Modules and Coroutines

Modules

Headers work, but they come with repeated parsing, macro leakage, and fragile include boundaries. Modules aim to improve that.

export module math;

export int add(int a, int b) {
    return a + b;
}

Consumers import the module instead of including a header:

import math;

What changes in practice

• Macros do not leak across module boundaries the way headers can.
• Imports communicate dependency direction more cleanly than long include chains.
• Build-system support matters more than syntax here.

When modules help

• large codebases with expensive header graphs
• libraries that want clearer interfaces
• new components where build-system support is already available

When to be careful

• mixed toolchains
• older CI environments
• third-party dependencies that still assume header-only integration

Coroutines

Coroutines let a function suspend and resume, which is useful for async workflows and generators.

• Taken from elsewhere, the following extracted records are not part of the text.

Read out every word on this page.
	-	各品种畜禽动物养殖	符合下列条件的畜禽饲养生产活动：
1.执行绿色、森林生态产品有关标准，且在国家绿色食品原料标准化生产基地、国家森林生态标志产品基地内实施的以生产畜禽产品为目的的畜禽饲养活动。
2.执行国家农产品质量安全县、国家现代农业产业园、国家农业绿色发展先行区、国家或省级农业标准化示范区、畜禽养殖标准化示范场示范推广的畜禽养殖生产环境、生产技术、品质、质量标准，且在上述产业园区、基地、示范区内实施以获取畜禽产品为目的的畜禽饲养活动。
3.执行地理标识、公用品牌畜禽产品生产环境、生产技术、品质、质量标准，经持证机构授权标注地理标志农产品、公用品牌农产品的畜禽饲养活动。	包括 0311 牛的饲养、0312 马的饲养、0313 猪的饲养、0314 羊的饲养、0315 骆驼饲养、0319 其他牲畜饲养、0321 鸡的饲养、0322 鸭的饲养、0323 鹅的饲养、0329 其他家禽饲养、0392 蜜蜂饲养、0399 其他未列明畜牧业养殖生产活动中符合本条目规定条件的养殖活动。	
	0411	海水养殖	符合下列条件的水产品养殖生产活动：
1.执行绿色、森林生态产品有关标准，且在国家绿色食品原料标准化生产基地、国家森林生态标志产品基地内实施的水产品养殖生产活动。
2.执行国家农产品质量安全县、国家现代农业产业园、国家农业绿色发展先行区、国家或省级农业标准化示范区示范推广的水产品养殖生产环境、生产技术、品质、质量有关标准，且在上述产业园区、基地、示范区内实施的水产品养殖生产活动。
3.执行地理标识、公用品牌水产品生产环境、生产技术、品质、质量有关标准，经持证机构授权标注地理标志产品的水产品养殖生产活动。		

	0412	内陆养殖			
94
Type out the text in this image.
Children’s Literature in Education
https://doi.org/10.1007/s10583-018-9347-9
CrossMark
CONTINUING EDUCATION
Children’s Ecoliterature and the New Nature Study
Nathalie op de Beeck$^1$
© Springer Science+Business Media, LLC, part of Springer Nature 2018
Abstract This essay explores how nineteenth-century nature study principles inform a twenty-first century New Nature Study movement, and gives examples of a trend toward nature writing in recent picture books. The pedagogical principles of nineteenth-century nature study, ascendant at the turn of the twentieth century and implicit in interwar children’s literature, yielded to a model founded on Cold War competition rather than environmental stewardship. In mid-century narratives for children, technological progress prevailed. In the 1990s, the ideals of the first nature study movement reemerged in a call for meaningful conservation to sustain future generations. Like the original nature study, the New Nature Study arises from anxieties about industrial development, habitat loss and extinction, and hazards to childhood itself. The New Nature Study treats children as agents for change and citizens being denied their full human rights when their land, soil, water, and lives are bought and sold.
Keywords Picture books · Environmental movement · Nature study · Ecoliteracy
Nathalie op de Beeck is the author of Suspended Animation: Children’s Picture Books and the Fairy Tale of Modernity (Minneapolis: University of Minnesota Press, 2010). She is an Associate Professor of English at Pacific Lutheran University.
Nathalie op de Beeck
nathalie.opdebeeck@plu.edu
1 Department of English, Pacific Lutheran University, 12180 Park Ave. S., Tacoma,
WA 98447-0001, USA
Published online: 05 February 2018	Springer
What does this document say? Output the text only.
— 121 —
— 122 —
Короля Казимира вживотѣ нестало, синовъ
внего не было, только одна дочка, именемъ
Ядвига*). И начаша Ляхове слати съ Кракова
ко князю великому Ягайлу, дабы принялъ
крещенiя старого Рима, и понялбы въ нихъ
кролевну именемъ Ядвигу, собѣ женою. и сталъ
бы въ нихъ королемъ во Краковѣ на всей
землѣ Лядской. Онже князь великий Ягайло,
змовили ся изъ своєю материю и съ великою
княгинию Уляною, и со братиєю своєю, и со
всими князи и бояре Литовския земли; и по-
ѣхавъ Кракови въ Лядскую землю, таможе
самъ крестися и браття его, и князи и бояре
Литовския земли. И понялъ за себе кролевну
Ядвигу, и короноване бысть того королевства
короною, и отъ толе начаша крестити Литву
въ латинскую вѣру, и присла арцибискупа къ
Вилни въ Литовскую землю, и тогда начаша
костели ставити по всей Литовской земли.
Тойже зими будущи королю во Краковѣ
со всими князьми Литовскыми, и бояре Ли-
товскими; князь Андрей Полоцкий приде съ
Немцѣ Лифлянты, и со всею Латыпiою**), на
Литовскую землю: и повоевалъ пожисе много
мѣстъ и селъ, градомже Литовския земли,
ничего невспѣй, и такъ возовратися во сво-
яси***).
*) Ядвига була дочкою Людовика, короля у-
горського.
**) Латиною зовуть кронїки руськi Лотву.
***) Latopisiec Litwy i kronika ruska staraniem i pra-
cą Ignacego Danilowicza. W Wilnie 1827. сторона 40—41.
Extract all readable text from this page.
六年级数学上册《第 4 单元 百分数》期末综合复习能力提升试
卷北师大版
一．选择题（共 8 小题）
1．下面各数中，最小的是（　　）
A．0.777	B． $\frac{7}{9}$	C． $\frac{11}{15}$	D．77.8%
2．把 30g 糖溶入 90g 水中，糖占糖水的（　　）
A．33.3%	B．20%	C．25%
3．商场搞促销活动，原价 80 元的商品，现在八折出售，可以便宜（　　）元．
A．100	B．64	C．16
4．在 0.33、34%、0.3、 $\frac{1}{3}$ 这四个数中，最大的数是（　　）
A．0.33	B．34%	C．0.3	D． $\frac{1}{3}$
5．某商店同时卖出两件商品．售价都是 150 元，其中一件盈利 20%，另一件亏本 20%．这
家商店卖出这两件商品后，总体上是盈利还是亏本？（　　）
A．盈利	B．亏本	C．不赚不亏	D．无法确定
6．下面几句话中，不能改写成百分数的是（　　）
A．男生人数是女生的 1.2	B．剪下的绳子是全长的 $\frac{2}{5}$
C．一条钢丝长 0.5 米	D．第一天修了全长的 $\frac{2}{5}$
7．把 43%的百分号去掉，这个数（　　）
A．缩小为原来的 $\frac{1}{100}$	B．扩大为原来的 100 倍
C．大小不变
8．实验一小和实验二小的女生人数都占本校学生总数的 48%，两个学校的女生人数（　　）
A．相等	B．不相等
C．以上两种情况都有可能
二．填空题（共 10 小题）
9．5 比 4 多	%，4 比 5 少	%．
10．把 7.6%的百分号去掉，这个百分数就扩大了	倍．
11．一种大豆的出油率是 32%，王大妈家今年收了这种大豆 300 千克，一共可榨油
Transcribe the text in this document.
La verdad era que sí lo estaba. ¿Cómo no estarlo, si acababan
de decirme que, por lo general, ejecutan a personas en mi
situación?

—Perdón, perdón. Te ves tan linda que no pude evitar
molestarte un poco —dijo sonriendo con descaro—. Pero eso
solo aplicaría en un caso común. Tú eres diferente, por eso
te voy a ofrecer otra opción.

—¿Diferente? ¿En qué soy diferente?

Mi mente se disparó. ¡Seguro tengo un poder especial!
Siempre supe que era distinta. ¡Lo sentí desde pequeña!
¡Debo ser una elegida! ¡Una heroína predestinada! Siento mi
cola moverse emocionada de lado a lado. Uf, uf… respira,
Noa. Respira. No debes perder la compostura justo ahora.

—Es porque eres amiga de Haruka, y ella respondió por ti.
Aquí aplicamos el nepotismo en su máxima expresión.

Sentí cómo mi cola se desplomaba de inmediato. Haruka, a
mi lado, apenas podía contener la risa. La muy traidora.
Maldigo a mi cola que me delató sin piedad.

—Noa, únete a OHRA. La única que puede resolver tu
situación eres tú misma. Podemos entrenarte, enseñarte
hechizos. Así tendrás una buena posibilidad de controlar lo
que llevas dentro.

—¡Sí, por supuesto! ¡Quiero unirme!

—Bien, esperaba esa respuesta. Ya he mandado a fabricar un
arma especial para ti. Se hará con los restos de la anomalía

task<int> compute_answer() {
    co_return 42;
}

The language feature alone is low-level. In practice you use coroutines through an abstraction provided by a framework or library.

Generator-style coroutines

generator<int> countdown(int from) {
    while (from > 0) {
        co_yield from--;
    }
}

This is often the easiest coroutine shape to understand because each suspension point yields a sequence element.

The three keywords

• co_await: suspend until another awaitable completes
• co_yield: produce the next value in a sequence
• co_return: finish with a result

Adoption advice

Adopt modules when your compiler and build system support them well. Adopt coroutines when you already have a real async or generator abstraction to build on. Both are powerful, but neither is a "turn it on everywhere" feature.

Exercises

• Move a tiny helper library interface into a module sketch.
• Identify a generator-style loop in existing code and rewrite it as a coroutine pseudocode example.
• List the toolchain requirements you would need before adopting modules in a real project.